AUDUSD tests its upper trendline with focus on upcoming US CPI data and market dynamics

    by VT Markets
    /
    Jul 11, 2025
    The USD is currently stable against major currencies. Last month’s NFP report made traders rethink the possibility of a third rate cut by the end of the year. Wage growth was not as strong as anticipated, which limited further gains for the USD. Now, all eyes are on the upcoming US CPI report. It’s unlikely that the CPI will lead to a rate cut at the July Fed meeting, although September might be a possibility if the data supports it. A weak CPI could increase chances for a third rate cut later this year, which would negatively affect the USD.

    Impact on the USD

    If the CPI shows strong results, it may not stop the second rate cut but could reduce expectations for a third, possibly strengthening the USD. The Australian dollar (AUD) has seen some movement due to the RBA keeping the Cash Rate steady while waiting for the new CPI data. On the daily chart, the price is at the top of a broadening wedge formation, suggesting that a significant price movement may occur. Sellers may look to enter at the upper trendline, anticipating a drop to the 0.6350 support zone. Buyers will watch for a breakout that could push prices toward 0.69. On the 1-hour chart, the price is struggling against the upper trendline, indicating selling pressure.
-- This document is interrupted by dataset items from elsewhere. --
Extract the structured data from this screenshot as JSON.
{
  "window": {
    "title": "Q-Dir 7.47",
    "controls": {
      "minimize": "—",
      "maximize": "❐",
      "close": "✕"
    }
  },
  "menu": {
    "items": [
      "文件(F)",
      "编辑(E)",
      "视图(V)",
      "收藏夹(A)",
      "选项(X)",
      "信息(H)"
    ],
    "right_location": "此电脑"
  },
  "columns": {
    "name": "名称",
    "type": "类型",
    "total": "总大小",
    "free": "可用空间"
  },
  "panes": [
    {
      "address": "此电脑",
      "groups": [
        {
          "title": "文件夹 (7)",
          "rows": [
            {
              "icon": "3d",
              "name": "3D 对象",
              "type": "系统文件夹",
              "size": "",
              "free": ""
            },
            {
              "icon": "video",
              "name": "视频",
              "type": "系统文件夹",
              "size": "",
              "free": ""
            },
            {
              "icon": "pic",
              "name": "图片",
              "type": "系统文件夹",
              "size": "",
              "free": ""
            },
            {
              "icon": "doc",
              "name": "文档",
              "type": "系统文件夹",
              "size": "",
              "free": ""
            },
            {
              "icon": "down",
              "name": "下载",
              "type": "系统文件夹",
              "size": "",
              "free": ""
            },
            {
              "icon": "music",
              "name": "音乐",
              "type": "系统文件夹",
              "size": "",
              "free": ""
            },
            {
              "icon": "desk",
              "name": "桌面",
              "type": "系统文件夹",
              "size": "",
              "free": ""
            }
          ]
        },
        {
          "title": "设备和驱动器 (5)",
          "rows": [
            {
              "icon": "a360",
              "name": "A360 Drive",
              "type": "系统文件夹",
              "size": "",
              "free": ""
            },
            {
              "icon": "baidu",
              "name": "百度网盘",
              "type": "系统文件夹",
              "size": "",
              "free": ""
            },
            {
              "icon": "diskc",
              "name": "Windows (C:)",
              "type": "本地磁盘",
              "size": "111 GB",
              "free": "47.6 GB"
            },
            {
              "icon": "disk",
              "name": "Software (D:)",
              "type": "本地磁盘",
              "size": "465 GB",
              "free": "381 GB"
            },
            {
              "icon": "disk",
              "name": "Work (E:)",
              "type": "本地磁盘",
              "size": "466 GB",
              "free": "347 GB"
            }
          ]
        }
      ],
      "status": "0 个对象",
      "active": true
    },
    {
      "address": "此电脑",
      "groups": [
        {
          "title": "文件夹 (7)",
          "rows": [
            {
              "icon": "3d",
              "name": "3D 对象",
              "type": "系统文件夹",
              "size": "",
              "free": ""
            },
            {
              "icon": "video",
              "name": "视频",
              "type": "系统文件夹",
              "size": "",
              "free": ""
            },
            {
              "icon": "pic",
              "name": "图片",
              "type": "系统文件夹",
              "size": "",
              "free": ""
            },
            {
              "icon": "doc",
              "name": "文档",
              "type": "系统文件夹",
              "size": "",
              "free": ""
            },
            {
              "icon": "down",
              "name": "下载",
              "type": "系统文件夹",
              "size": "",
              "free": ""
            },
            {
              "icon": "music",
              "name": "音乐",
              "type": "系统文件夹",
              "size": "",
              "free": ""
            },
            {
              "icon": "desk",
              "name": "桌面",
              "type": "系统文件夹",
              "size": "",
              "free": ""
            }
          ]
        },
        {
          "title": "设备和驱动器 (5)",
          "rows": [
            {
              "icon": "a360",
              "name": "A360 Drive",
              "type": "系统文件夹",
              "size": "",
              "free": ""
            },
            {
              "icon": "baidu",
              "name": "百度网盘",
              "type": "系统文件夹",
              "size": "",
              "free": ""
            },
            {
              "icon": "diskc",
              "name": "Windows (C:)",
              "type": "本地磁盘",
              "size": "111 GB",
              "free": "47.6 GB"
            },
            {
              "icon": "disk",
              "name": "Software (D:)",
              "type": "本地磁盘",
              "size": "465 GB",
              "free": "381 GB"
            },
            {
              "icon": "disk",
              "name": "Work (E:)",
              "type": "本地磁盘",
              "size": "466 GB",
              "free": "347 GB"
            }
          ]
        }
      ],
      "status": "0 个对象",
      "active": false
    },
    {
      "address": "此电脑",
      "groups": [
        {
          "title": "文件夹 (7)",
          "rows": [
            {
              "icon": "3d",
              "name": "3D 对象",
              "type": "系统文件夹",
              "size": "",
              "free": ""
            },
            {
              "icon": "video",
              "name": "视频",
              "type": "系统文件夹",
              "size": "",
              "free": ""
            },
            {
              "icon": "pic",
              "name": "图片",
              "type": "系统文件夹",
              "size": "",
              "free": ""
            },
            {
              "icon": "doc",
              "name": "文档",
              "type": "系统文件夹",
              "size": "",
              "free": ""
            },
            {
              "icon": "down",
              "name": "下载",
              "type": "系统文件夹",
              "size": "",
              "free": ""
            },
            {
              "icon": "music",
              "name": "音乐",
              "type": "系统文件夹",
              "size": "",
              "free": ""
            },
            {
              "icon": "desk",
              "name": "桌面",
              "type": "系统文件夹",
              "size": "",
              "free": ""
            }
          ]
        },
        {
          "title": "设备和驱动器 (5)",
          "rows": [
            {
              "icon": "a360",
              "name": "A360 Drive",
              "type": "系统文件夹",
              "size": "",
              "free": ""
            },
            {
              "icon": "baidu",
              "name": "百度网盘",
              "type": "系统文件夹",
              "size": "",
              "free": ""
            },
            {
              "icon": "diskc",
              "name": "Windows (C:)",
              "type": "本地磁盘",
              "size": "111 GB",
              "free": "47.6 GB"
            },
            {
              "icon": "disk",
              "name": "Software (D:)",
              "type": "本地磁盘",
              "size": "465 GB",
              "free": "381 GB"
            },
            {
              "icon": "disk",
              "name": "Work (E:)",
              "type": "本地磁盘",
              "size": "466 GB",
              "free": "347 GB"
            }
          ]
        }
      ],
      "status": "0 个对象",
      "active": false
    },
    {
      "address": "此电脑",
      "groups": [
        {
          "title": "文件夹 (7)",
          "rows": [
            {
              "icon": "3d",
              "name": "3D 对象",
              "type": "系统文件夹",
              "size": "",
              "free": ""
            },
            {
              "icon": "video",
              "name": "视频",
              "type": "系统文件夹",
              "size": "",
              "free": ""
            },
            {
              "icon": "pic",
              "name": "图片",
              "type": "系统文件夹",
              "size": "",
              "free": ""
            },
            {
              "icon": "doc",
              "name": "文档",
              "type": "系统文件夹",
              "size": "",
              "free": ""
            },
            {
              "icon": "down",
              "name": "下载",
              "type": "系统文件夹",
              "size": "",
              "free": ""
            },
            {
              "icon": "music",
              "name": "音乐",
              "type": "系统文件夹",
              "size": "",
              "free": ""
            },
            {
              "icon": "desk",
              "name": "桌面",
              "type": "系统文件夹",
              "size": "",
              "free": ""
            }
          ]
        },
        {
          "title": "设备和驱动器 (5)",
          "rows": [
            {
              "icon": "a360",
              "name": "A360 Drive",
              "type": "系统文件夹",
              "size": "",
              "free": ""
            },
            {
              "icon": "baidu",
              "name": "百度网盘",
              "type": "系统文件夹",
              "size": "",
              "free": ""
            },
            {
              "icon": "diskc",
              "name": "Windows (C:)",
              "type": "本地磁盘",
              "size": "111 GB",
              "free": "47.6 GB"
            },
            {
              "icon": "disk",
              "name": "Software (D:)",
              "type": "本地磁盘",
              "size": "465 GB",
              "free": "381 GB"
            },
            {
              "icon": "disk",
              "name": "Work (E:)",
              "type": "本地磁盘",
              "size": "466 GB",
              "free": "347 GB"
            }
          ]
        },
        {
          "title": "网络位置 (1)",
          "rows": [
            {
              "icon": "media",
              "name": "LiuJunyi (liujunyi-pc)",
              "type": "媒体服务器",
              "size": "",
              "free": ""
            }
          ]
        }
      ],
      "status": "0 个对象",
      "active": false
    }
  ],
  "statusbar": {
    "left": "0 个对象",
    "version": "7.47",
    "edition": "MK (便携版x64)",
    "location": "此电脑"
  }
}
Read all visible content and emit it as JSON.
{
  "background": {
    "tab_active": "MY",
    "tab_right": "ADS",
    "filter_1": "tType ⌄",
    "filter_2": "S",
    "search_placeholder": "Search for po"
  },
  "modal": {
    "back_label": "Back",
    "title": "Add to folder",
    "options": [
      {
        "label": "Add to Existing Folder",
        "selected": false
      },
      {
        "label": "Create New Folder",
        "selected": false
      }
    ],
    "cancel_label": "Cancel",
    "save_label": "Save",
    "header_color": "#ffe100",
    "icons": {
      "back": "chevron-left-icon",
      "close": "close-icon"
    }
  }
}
Buyers are relying on a minor upward trendline, aiming for a breakout above the major trendline, while sellers are targeting a decline towards the 0.6350 support. This summary captures the current state of market expectations. The US dollar is steady, not moving much against major currencies. The recent non-farm payrolls report showed softer numbers, particularly in wages, causing some to doubt the likelihood of a third rate cut this year. As a result, the dollar has limited strong gains but also avoided significant losses, remaining in a sort of holding pattern.

    Focus on Inflation Data

    With the NFP report behind us, the focus now shifts to upcoming consumer price index (CPI) figures. Inflation will be key for any decision from the Federal Reserve. If the CPI comes in lower than expected, it’s unlikely the Fed will act as early as July. However, September might be possible if inflation slows down and no surprising strong data emerges. If price growth weakens, the case for rate cuts by December strengthens, causing the dollar to weaken. If CPI figures are strong and show persistent inflation, it might not eliminate the chances of a second rate cut, but it could lessen the argument for a third. In that case, the dollar might strengthen, especially if investors doubt the Fed can justify more than one cut. Turning to the Australian dollar, policymakers have left the main interest rate unchanged and are waiting for local CPI data to guide their decisions. The technical setup reflects this uncertainty. On the daily chart, the price is at the top of a broadening wedge, often signaling a strong move when one side loses momentum. This is when traders usually act. We’re watching closely. Bears notice the repeated failure to break the upper trendline, with many setting short positions just below resistance, hoping for a drop back to 0.6350, a level of strong support. This approach is based on patterns and disciplined risk management. Meanwhile, bulls are not giving up. They are eyeing the same upper edge of the wedge, looking for a solid breakout above it. If the price can break that line convincingly, it could target the 0.6900 mark, an important psychological and historical level. Looking at the hourly chart reveals a similar pattern. There’s clear rejection from the upper edge, leading to increased selling. However, the short-term upward trendline still holds, with buyers positioned just above it, likely using tight stops below, aiming for a sharp upward move if conditions shift in their favor. This situation is precarious. Resistance is holding for now, but the foundation remains strong. The market’s direction will be determined when price action takes a decisive turn. Until then, it’s all about preparation rather than prediction. Create your live VT Markets account and start trading now.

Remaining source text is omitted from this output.